In April, 2014, GTD hired a Social Enterprise Coordinator, rented a space and opened Hope Sweet Hope Studios (HSHS), a place where the women work while in the program and can continue to work after they have completed their 2 years at GTD. As the women graduate into the working stages of the program, they receive a minimum wage as they learn work skills and financial lessons to prepare them to live independent, productive lives.
At HSHS, the women make one-of-a-kind handmade creations entirely from recycled products, shredded paper and discarded flower petals, producing something beautiful from waste materials, a metaphor for their lives as they become beautiful people from previous situations of hopelessness.

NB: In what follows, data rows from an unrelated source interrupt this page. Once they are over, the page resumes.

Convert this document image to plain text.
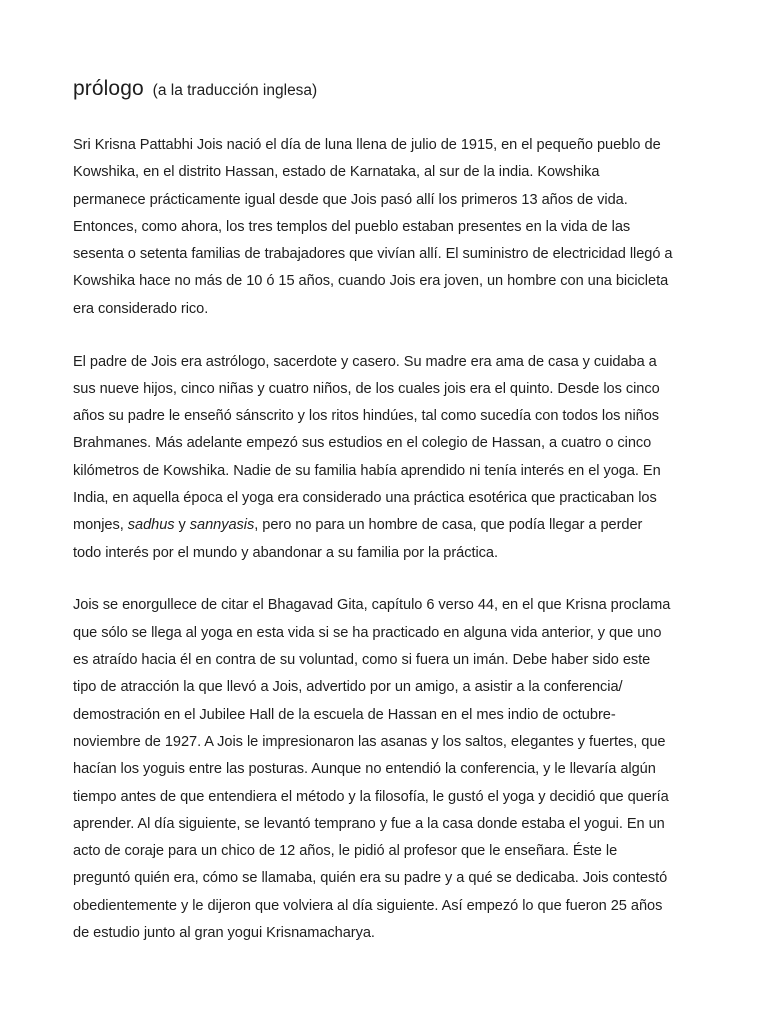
prólogo (a la traducción inglesa)

Sri Krisna Pattabhi Jois nació el día de luna llena de julio de 1915, en el pequeño pueblo de
Kowshika, en el distrito Hassan, estado de Karnataka, al sur de la india. Kowshika
permanece prácticamente igual desde que Jois pasó allí los primeros 13 años de vida.
Entonces, como ahora, los tres templos del pueblo estaban presentes en la vida de las
sesenta o setenta familias de trabajadores que vivían allí. El suministro de electricidad llegó a
Kowshika hace no más de 10 ó 15 años, cuando Jois era joven, un hombre con una bicicleta
era considerado rico.

El padre de Jois era astrólogo, sacerdote y casero. Su madre era ama de casa y cuidaba a
sus nueve hijos, cinco niñas y cuatro niños, de los cuales jois era el quinto. Desde los cinco
años su padre le enseñó sánscrito y los ritos hindúes, tal como sucedía con todos los niños
Brahmanes. Más adelante empezó sus estudios en el colegio de Hassan, a cuatro o cinco
kilómetros de Kowshika. Nadie de su familia había aprendido ni tenía interés en el yoga. En
India, en aquella época el yoga era considerado una práctica esotérica que practicaban los
monjes, sadhus y sannyasis, pero no para un hombre de casa, que podía llegar a perder
todo interés por el mundo y abandonar a su familia por la práctica.

Jois se enorgullece de citar el Bhagavad Gita, capítulo 6 verso 44, en el que Krisna proclama
que sólo se llega al yoga en esta vida si se ha practicado en alguna vida anterior, y que uno
es atraído hacia él en contra de su voluntad, como si fuera un imán. Debe haber sido este
tipo de atracción la que llevó a Jois, advertido por un amigo, a asistir a la conferencia/
demostración en el Jubilee Hall de la escuela de Hassan en el mes indio de octubre-
noviembre de 1927. A Jois le impresionaron las asanas y los saltos, elegantes y fuertes, que
hacían los yoguis entre las posturas. Aunque no entendió la conferencia, y le llevaría algún
tiempo antes de que entendiera el método y la filosofía, le gustó el yoga y decidió que quería
aprender. Al día siguiente, se levantó temprano y fue a la casa donde estaba el yogui. En un
acto de coraje para un chico de 12 años, le pidió al profesor que le enseñara. Éste le
preguntó quién era, cómo se llamaba, quién era su padre y a qué se dedicaba. Jois contestó
obedientemente y le dijeron que volviera al día siguiente. Así empezó lo que fueron 25 años
de estudio junto al gran yogui Krisnamacharya.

Their creations tap into their creativity and have provided renewed hope and a sense of purpose in their lives.
In January, 2016, HSHS moved to a larger location at 1900 5th Av. S and began a line of bath salts and essential oils. The expansion provides space for multiple Social Enterprises to provide a variety of work and life experiences.
In October, 2015, GTD celebrated its first 2 graduates completing the program. In 2016, GTD began expanding to include women who have been human trafficked. Visions for the future include multiple homes in Fort Dodge, Iowa, to accommodate more women as well as a home for graduates of the program so they may more easily stay connected with the program even as they go out on their own to lead successful, sober, independent lives.
Gateway to Discovery / Hope Sweet Hope Studios is undergirded with prayer. We believe God has, is and will continue to guide the program even through the chaotic ups and downs inherent to working with this population of people.
GTD’s Mission Statement is “Offering Women a Sanctuary for Recovering in Community.” HSHS’s Mission Statement is “Hope in Recovery Through Living and Working Together.”